Preventive medical care such as regular skin cancer screenings could have made a difference. But many patients lived at least an hour’s drive away from the nearest dermatologist.
Seeing an opportunity to help, Dr. Steffes began an initiative through the ASDS Future Leaders Network to offer free screenings in underserved areas. During three events over the course of a year, 10 percent of those screened were found to have lesions suspicious for skin cancer.
“I felt that by offering skin cancer screenings in underserved rural areas, we would be able to detect skin cancers at an early stage and significantly decrease morbidity,” Dr. Steffes said.
Dr. Steffes sought dermatologists and local community members to volunteer, and eventually set up three large weekend screenings. The ASDS/Neutrogena Choose Skin Health program provided free screening forms and materials.

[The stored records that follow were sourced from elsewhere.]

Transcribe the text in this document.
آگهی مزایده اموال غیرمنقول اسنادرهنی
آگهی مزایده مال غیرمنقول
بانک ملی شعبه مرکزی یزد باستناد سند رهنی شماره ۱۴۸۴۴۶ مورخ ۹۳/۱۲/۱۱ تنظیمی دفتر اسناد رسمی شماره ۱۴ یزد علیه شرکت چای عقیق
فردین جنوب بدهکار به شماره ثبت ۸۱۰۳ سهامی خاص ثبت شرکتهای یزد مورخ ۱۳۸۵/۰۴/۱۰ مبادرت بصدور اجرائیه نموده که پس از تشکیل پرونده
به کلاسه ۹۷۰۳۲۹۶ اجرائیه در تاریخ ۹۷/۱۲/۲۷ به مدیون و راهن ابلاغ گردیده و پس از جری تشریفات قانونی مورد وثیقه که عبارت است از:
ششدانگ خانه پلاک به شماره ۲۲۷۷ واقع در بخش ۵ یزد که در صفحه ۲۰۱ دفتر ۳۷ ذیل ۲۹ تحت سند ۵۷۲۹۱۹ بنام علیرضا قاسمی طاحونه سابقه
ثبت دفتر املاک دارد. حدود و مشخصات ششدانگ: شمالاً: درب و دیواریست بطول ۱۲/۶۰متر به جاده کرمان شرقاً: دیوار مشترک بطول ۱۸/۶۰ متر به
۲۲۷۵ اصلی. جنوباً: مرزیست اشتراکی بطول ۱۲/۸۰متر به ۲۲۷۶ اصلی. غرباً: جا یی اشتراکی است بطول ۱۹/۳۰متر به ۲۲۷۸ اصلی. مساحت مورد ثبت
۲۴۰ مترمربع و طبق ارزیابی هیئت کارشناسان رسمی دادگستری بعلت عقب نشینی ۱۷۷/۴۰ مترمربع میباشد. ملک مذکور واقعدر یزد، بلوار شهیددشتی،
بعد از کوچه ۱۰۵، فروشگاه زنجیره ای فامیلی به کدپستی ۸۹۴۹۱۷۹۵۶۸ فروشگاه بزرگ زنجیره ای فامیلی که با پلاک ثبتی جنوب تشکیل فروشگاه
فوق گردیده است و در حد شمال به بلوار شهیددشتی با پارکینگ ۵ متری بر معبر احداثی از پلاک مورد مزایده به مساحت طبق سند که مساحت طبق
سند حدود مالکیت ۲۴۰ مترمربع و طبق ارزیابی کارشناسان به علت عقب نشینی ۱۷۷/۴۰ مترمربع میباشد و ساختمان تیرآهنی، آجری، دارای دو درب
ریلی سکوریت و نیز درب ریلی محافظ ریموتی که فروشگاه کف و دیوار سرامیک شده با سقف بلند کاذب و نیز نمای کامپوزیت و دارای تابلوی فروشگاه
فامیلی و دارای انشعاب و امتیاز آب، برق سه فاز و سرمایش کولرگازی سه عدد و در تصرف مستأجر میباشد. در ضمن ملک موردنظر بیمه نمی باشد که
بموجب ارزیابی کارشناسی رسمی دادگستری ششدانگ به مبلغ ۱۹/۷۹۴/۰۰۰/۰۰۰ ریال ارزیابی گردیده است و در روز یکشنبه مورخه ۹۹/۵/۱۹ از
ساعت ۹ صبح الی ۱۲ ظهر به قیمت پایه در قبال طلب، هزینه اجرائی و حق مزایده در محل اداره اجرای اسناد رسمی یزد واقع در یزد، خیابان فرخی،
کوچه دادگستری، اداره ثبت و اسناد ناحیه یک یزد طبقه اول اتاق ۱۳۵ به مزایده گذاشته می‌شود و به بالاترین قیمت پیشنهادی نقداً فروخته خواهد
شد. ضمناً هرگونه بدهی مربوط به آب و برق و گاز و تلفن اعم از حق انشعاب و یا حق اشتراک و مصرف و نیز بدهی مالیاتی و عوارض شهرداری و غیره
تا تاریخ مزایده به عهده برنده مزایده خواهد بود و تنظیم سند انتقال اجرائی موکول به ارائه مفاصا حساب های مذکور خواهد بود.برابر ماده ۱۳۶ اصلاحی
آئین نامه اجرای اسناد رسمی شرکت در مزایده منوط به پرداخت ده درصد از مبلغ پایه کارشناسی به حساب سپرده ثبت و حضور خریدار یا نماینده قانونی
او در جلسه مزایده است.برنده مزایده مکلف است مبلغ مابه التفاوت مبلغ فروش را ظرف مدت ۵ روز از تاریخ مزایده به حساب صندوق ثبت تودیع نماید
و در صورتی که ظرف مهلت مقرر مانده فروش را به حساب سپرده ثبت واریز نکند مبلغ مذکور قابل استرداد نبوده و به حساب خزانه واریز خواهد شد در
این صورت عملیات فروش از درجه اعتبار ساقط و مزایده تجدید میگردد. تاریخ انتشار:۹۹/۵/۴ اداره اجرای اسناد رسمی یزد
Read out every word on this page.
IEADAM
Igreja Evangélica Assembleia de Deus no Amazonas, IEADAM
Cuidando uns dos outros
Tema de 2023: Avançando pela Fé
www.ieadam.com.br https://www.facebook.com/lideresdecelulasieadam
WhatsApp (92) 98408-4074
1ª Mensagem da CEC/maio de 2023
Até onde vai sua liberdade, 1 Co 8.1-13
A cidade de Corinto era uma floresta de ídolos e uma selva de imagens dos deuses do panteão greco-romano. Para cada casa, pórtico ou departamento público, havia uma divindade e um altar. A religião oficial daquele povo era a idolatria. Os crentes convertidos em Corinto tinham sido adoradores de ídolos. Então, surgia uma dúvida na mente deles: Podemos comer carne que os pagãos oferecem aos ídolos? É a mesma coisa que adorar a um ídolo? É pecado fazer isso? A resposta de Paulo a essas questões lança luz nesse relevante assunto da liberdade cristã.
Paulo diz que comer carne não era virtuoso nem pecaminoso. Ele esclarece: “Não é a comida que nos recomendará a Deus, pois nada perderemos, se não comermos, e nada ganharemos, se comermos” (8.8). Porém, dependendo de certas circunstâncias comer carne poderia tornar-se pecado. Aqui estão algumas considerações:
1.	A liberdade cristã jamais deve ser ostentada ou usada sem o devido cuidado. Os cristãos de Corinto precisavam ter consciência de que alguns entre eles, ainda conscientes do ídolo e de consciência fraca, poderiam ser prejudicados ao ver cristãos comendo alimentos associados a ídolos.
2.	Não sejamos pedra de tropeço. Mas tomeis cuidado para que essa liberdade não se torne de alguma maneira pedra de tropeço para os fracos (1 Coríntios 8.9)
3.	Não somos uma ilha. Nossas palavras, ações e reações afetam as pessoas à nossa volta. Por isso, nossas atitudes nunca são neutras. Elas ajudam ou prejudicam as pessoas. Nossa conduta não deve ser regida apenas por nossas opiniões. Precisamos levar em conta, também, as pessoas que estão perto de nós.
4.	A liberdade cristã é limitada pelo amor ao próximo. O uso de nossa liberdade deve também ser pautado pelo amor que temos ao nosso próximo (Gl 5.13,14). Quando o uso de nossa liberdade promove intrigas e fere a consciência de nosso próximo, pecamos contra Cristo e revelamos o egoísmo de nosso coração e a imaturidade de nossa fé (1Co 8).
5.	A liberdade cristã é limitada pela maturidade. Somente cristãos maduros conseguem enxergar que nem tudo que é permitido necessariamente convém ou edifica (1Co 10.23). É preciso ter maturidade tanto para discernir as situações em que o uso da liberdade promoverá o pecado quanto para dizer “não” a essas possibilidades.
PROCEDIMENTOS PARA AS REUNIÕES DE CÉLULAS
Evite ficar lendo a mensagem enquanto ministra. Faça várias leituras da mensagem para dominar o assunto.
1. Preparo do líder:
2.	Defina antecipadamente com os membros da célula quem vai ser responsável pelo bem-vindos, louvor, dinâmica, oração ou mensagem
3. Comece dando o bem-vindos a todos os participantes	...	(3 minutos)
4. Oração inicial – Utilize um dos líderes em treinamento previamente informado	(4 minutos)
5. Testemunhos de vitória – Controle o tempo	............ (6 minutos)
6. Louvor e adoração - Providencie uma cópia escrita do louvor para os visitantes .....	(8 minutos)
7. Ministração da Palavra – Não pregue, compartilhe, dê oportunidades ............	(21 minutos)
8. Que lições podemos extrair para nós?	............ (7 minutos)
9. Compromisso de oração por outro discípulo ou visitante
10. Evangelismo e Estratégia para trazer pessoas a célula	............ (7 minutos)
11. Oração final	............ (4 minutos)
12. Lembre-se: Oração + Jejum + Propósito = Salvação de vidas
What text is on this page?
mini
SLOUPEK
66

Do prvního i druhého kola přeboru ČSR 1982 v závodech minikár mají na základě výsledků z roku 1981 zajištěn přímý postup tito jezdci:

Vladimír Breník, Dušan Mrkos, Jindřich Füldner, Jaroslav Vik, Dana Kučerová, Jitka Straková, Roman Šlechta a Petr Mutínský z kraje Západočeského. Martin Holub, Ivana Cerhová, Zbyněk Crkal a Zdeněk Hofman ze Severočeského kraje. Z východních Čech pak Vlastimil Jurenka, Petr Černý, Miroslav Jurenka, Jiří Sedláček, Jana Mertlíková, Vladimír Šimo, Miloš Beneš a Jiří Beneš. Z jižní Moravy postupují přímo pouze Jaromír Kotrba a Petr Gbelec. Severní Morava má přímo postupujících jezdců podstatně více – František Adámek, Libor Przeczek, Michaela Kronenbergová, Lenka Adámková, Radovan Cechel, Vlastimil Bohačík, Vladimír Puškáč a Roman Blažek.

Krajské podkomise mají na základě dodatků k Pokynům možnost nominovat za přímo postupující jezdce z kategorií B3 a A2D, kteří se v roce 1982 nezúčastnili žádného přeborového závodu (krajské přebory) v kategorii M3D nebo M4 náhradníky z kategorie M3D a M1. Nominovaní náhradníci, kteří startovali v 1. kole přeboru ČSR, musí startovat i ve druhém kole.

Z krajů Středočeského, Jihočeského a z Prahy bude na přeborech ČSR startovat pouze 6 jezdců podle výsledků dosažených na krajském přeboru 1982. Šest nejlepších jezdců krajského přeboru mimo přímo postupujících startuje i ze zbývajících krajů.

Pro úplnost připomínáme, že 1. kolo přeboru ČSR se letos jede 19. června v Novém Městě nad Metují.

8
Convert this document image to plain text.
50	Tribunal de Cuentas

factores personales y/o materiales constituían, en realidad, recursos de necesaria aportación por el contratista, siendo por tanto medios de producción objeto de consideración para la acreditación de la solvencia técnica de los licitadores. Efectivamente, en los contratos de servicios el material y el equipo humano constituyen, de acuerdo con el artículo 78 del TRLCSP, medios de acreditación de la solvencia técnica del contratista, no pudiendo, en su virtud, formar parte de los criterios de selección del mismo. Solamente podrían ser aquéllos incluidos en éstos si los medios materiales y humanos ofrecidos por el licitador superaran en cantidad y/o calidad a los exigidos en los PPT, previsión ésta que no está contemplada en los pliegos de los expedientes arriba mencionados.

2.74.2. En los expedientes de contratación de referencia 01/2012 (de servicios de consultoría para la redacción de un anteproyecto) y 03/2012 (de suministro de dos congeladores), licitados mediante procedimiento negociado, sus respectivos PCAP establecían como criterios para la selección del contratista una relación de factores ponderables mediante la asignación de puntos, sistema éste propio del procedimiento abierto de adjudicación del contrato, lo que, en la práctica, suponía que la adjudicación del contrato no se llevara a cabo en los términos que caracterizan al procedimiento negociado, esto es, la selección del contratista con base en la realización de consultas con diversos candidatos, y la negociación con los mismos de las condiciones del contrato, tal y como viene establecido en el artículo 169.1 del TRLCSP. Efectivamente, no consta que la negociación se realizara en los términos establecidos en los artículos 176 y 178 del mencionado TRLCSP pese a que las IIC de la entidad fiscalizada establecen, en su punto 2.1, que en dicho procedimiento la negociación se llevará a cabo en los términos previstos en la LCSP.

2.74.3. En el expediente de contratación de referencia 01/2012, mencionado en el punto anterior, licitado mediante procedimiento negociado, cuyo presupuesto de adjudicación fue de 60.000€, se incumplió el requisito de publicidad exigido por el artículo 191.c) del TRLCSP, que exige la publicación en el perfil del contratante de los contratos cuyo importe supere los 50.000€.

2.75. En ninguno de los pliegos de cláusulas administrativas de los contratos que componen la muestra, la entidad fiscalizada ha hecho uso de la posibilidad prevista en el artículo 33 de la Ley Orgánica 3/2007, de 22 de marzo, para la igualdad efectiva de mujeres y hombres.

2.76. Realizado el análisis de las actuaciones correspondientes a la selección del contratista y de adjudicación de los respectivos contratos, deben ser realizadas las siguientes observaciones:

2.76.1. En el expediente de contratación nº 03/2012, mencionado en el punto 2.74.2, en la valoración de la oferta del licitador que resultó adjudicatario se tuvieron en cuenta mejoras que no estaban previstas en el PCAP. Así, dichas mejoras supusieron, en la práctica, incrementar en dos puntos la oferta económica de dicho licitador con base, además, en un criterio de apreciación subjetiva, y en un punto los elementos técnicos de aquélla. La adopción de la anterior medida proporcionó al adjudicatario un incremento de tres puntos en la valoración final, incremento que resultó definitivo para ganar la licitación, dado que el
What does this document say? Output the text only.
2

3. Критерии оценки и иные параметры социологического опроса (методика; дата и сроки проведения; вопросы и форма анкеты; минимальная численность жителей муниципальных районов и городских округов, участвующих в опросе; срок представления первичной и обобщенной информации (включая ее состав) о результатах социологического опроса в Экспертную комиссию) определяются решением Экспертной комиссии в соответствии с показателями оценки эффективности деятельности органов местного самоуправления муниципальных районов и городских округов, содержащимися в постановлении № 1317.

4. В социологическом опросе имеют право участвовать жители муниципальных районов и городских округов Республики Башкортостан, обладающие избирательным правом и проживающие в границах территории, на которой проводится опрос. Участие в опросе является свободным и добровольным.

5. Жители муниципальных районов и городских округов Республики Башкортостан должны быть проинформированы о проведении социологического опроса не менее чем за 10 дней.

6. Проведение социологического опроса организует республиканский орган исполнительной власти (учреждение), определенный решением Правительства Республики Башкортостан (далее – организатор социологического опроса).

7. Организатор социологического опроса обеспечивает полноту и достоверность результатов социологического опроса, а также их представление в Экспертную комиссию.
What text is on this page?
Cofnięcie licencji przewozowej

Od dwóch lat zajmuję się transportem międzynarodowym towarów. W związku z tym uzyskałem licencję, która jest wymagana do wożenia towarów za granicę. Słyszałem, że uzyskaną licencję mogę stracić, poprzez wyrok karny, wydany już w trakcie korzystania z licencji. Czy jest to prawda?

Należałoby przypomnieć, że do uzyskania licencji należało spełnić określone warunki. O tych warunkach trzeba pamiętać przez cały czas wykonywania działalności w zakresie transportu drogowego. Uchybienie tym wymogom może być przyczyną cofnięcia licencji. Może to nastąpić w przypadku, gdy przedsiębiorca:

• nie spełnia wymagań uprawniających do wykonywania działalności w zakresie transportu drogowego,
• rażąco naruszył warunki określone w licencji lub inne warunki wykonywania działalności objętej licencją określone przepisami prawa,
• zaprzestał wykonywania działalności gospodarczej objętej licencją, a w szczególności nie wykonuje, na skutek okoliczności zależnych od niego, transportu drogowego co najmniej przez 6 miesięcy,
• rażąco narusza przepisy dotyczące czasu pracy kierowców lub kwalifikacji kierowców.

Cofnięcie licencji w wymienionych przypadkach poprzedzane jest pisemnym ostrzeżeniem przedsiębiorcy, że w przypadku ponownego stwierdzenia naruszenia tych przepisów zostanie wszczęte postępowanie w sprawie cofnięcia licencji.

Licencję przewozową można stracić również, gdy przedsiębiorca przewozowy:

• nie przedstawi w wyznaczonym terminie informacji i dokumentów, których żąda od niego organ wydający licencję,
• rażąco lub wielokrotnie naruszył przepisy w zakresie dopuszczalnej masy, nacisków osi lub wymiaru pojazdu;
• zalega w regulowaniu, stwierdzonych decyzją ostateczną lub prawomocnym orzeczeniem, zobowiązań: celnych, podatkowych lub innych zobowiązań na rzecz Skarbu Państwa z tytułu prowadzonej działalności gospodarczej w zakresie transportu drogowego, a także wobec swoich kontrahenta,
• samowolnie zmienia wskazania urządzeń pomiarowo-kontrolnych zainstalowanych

“Any patient with a suspicious growth was given a list of the closest dermatologists as well as local physicians who could perform biopsies. Those patients also received a letter within the following few weeks reminding them to seek care,” Dr. Steffes said.
Two screenings have continued annually, and he hopes to inspire other doctors to provide similar screenings.
“There’s a huge need for skin cancer screenings in many areas, both rural and urban,” Dr. Steffes said. “And at the same time, doctors get the chance to give back to communities that don’t have access to dermatology services.”